Now we look at the question of the demonstrated delivery of the drug - which *will* need to be proven. Intellicig, like several others (notably Bullen at al, Vansickel et al [which we refer to as 'Eissenberg 1'], and others), found that that a mini ecig with an average refill will deliver zero or very little measurable nicotine to the user, who in tests is required to be ecig-naive (this means a first-time user). The buyer of a medicine is not expected to be an expert in its use. Zero or little nicotine was found in the bloodstream in all these tests (not just some of them); extremely low amounts such as 1.3ng/ml were measured. This is just above the background noise and in fact is so low that dietary sources could be responsible (such levels were certainly measured in the past when people's diet was better and they ate more vegetables, many of which contain nicotine and which may be beneficial as the nicotine is co-located with nicotinic acid - vitamin B3).
As a direct result of these tests, Intellicig introduced a 45mg refill strength (4.5%), because it is the minimum strength that actually works for many buyers of a mini, who can be expected to be beginners (or they probably would not buy a mini). If in fact they are experienced, then they will very soon find (within about 90 seconds) that their refill is too strong, and they can subsequently reduce the delivery efficiency by multiple means.
So to actually 'work', an ecig will need to deliver a measured blood plasma nicotine level above 8ng/ml; and probably between 8ng/ml and 15ng/ml. A delivery of 20ng/ml might be seen as anomalous, therefore excessive, in this situation. For all practical purposes the Intellicig 45mg refill is a very good choice for mini ecig users; in fact, it may even be necessary in order to receive an MA.

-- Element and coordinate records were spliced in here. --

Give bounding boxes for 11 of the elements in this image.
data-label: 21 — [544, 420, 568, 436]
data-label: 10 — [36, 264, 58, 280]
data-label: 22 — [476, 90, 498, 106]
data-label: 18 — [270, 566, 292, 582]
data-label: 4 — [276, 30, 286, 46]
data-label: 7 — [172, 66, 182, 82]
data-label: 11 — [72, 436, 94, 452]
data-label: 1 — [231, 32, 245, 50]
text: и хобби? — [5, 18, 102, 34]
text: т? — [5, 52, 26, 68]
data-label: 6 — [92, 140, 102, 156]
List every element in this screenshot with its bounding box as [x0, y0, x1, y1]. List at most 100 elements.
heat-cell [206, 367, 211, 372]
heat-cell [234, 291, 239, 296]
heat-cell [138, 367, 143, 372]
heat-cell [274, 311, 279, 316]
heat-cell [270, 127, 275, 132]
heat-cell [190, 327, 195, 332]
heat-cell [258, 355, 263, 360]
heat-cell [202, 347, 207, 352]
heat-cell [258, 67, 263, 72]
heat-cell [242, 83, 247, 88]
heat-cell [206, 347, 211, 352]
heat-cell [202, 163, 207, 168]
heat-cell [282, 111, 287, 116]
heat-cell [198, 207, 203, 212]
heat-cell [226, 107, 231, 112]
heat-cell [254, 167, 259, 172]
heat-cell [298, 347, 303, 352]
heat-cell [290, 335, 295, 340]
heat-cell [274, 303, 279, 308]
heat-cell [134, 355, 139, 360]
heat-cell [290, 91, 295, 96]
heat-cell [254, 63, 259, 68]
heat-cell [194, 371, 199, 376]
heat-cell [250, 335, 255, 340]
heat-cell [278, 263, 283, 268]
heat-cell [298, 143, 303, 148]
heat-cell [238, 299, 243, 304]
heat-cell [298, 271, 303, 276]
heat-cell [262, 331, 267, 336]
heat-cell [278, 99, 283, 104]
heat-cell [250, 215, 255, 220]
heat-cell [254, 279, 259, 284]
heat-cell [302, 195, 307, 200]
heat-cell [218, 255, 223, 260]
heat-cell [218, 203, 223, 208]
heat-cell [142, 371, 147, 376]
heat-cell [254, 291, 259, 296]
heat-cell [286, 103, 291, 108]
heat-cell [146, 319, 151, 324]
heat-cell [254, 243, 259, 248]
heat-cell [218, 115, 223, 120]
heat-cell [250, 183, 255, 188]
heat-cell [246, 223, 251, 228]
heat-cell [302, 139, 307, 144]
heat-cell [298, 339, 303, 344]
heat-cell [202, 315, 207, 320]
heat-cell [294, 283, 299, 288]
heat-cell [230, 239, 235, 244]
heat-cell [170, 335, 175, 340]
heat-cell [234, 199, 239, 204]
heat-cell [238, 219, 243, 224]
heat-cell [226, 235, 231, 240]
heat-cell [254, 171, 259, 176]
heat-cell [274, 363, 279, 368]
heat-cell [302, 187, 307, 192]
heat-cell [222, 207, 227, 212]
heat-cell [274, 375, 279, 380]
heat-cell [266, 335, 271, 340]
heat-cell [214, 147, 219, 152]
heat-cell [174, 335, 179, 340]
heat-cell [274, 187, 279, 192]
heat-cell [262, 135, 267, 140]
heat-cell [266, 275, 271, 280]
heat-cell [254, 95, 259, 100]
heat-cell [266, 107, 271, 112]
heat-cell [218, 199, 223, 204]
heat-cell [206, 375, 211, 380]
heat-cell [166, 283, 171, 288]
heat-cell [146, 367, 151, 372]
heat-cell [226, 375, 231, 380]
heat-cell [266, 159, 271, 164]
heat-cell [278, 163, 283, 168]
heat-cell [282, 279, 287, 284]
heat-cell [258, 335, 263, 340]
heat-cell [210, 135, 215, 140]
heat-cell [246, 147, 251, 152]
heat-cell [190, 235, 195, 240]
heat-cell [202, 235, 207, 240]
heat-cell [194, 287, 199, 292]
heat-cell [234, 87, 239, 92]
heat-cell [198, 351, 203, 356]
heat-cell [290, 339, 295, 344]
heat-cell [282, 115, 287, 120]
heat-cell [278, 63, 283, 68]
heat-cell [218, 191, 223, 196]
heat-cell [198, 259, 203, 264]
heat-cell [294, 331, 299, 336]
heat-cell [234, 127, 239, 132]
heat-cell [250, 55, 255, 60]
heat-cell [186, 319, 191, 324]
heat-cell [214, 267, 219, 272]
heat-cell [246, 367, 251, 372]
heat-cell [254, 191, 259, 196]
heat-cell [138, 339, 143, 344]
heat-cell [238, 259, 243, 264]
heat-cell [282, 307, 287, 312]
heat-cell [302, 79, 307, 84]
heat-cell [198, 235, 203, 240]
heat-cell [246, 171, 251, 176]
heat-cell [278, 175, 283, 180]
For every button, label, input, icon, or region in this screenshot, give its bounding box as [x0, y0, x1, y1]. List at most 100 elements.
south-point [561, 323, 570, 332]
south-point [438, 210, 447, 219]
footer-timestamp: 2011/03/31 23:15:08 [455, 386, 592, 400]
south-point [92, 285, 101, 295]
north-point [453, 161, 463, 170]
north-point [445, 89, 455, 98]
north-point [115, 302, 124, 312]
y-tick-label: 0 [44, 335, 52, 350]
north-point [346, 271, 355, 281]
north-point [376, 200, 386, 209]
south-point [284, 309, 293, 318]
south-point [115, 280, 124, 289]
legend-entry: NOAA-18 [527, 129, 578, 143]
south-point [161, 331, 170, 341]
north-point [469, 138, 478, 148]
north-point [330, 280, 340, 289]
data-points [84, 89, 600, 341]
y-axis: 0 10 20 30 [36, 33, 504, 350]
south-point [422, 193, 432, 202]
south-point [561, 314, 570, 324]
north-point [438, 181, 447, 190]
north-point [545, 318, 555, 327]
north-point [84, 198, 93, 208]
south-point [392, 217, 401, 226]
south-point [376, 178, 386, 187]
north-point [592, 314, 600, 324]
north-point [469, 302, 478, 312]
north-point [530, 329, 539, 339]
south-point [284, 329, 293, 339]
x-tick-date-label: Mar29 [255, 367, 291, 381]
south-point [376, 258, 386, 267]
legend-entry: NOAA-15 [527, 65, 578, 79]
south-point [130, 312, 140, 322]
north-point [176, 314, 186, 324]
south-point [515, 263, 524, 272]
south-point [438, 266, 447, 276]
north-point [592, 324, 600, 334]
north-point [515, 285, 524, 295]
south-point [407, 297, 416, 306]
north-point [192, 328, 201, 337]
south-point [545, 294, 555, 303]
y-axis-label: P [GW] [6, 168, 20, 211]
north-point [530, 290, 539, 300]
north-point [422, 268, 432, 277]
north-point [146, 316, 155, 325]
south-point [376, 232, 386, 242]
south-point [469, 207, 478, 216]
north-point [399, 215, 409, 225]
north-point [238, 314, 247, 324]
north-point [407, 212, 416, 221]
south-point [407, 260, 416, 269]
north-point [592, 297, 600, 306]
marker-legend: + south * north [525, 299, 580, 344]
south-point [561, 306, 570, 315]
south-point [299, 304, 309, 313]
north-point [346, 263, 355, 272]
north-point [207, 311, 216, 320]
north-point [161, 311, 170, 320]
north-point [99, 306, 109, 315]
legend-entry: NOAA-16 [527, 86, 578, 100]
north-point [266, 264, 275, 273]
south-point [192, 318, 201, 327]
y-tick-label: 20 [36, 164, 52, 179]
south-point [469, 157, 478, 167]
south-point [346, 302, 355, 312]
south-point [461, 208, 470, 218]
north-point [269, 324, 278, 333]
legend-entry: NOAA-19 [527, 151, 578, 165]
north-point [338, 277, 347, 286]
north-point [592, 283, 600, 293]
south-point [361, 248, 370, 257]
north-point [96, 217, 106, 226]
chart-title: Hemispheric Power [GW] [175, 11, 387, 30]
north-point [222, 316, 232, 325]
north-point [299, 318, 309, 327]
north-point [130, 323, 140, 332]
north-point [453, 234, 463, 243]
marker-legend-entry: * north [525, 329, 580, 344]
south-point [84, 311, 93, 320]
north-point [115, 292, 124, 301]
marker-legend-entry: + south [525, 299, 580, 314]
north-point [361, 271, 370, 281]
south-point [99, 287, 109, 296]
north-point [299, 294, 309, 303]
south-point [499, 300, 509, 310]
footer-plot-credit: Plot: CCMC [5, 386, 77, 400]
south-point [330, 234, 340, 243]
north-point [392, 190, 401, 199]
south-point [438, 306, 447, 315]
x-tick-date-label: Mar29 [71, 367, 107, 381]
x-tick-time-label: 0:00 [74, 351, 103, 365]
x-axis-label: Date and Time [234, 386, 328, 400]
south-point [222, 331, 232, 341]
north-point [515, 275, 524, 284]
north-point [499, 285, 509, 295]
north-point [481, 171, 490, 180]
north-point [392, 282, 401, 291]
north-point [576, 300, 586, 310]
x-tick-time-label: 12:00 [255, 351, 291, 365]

(From a personal perspective I would also supply a refill of half that strength and/or some way to dilute the refill, for those who are exceptionally sensitive to nicotine - we have demonstrated here on ECF that there is a factor 10 difference in tolerance to nicotine between individuals. Some are rather sensitive to it, while others seem as if they can almost drink it.)
The MHRA PR also has an additional benefit, for them, as it is probably also designed to force ecig vendors to apply for an MA. This is hugely more expensive and time-costly than is appreciated. I would budget 4 years and £2m for it; and would not be shocked to find it went over-budget. On the other hand, the MHRA strongly hinted (but refused to put in writing) that some costs could be shared. For example, a competitor's previous documentation might be used by the next applicant; applicants might share licensing costs and badge-engineer the product for the marketplace (i.e. make and sell the same product under different names). They would not confirm this offer in writing. I regard their approach as unreliable from a commercial point of view.
Finally, you mention ".....the incompetence and hypocrisy of the MHRA". I think this is wrong. They are as efficient as it is possible to be as the pharmaceutical industry's government partner and protector. Let's leave it at that.